Fig. 5 shows a memory with a heating coil according to the invention.

The same reference numerals mean the same details in all the figures.

In a known tube 1 with a circular cross-section according to FIG. 1, when cooler water is flowing past in a store due to convection, zones B are formed with only poor heat transfer from the warm tube to the surrounding cooler water of the store, whereby these zones B are in the lower and upper region of the cross section of the tube 1 . Furthermore, zones A are formed on both sides of the tube 1 , in which there is a good heat transfer between a heating medium flowing in the tube 1 and the cooler water located in a reservoir.

In the example shown in FIG. 2 for an inventive heating coil tube 2 a lens-shaped cross-section is provided, the longer axis 3 is substantially vertical. With such a cross section, it is ensured that zones A with good heat transfer form over almost the entire circumference of the cross section.

Fig. 3 shows a coiled tubing 4 according to the invention, in which the tube 2 is wound in turns 5 with from one end 14 to the other 15 continuously changing diameter GE. The tube 2 , which has a lenticular cross section, is wound around an axis 16 which runs parallel to the longer axis 3 of the cross section of the tube 2 .

In the heating coil 6 according to FIG. 4, turns 7 with a larger radius alternate with turns 8 with a smaller radius.

In both embodiments of heating coils 4 and 6 according to FIGS. 3 and 4, it is ensured that the water to be heated can be heated in several concentric zones, so that the water can rise in concentric areas by convection.
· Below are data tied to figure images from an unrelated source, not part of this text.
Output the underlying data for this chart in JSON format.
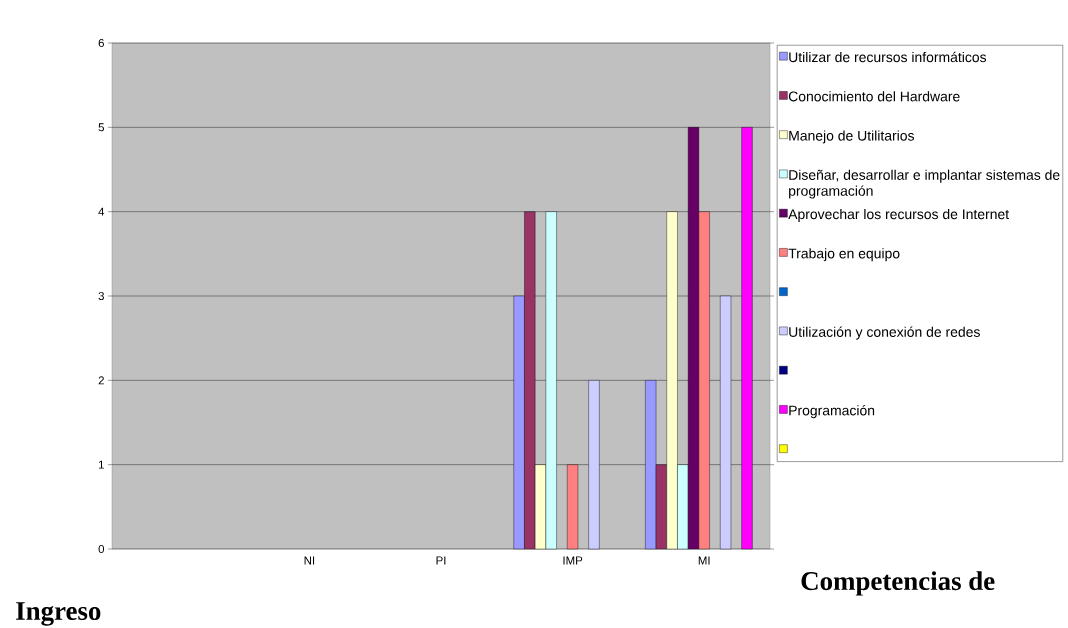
{
  "chart_data": {
    "type": "bar",
    "xlabel": "Competencias de Ingreso",
    "categories": [
      null,
      "NI",
      "PI",
      "IMP",
      "MI"
    ],
    "series": [
      {
        "name": "Utilizar de recursos informáticos",
        "color": "#9999ff",
        "values": [
          null,
          null,
          null,
          3,
          2
        ]
      },
      {
        "name": "Conocimiento del Hardware",
        "color": "#993366",
        "values": [
          null,
          null,
          null,
          4,
          1
        ]
      },
      {
        "name": "Manejo de Utilitarios",
        "color": "#ffffcc",
        "values": [
          null,
          null,
          null,
          1,
          4
        ]
      },
      {
        "name": "Diseñar, desarrollar e implantar sistemas de programación",
        "color": "#ccffff",
        "values": [
          null,
          null,
          null,
          4,
          1
        ]
      },
      {
        "name": "Aprovechar los recursos de Internet",
        "color": "#660066",
        "values": [
          null,
          null,
          null,
          null,
          5
        ]
      },
      {
        "name": "Trabajo en equipo",
        "color": "#ff8080",
        "values": [
          null,
          null,
          null,
          1,
          4
        ]
      },
      {
        "color": "#0066cc",
        "values": [
          null,
          null,
          null,
          null,
          null
        ]
      },
      {
        "name": "Utilización y conexión de redes",
        "color": "#ccccff",
        "values": [
          null,
          null,
          null,
          2,
          3
        ]
      },
      {
        "color": "#000080",
        "values": [
          null,
          null,
          null,
          null,
          null
        ]
      },
      {
        "name": "Programación",
        "color": "#ff00ff",
        "values": [
          null,
          null,
          null,
          null,
          5
        ]
      },
      {
        "color": "#ffff00",
        "values": [
          null,
          null,
          null,
          null,
          null
        ]
      }
    ],
    "ylim": [
      0,
      6
    ],
    "yticks": [
      0,
      1,
      2,
      3,
      4,
      5,
      6
    ],
    "grid": "y",
    "legend": "right"
  }
}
As can be seen from FIG. 5, a memory 9 with a substantially cylindrical shape is provided with an inlet 10 reaching into the lower region thereof and an outlet 11 leading away from the uppermost region thereof.

In this memory 9 , a heating coil 6 according to the invention is arranged, which is provided with two pipe connections 12, 13 and is flowed through by a heating medium originating from a continuous flow heater.

The water located in the interior 17 of the reservoir 9 is heated by the heating medium flowing through the heating coil 6 , as a result of which the storage water rises by convection in the region of the windings 7 , 8 of the heating coil 6 . Due to the convective flow, the entire contents of the memory 9 are heated.

Claims (4)

1. heating coil ( 4 , 6 ) for an indirectly heated water reservoir ( 9 ), in which the heating coil ( 4 , 6 ) made from a tube ( 2 ) is flowed through by a heating medium and is given by the storage content, characterized in that the tube ( 2 ) has an oval or lenticular cross section, the longer axis ( 3 ) of which runs vertically. 2. A heating coil according to claim 1, characterized in that the diameters of the coils ( 4 , 6 ) of the heating coil ( 4 , 6 ) which are adjacent to one another or follow one another at the height of the turns ( 5 , 7 , 8 ) are different. 3. Heating coil according to claim 1 or 2, characterized in that the diameter of the turns ( 5 ) of the heating coil ( 4 ) from one ( 14 ) to the other end ( 15 ) decreases continuously. 4. Heating coil according to claim 1 or 2, characterized in that turns ( 7 , 8 ) of the heating coil ( 6 ) with a larger and smaller diameter alternate in height.